In this client alert, we (1) summarize the SEC's review process for filings that REITs make under the Securities Act of 1933, as amended (the "Securities Act"), and the Securities Exchange Act of 1934, as amended (the "Exchange Act"), and (2) explore SEC comments issued to REITs during 2021 and 2022.

The SEC's Division of Corporation Finance (the "Division") reviews filings made under the Securities Act and Exchange Act to monitor compliance with applicable disclosure and accounting requirements. The Division assigns filings made by companies in a particular industry to one of nine industry offices whose staff members have specialized review expertise. The staff of the Office of Real Estate & Construction (the "Staff") review filings made by REITs.

Review of Registration Statements

A registration statement filed by a company for an offering of securities is subject to review by the SEC before the offering can commence. Note that the discussion below does not extend to automatic shelf registration statements and registration statements on Form S-8 as these registration statements automatically become effective.

Review of S-11

For initial Securities Act registration statements, a company may confidentially submit its draft registration statement ("DRS") for Staff review provided that the company confirms in a cover letter that it will publicly file the registration statement and nonpublic draft submissions at least 15 days prior to any road show or the requested effective date of the registration statement.

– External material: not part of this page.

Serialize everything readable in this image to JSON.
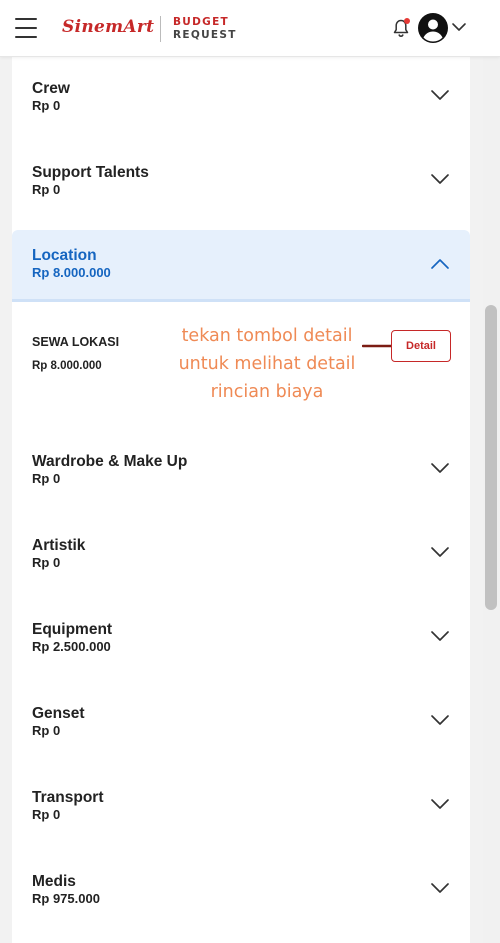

Once the DRS has been submitted, the Staff will determine whether the registration statement should be reviewed in depth, receive a limited review, or be cleared without review. The Staff usually determines within two to five business days after the date of the filing whether the DRS will be reviewed. If the Staff decides not to review, they can make the S-11 effective within 48 hours after notifying the registrant of their decision not to review. However, it is rare that an initial registration statement would not be reviewed by the Staff. Full review of the S-11 entails a thorough review of the registration statement by an examiner and a staff accountant. The examiner reviews all aspects of the registration statement other than the accounting aspects while the staff accountant reviews the financial statements and accounting-related issues.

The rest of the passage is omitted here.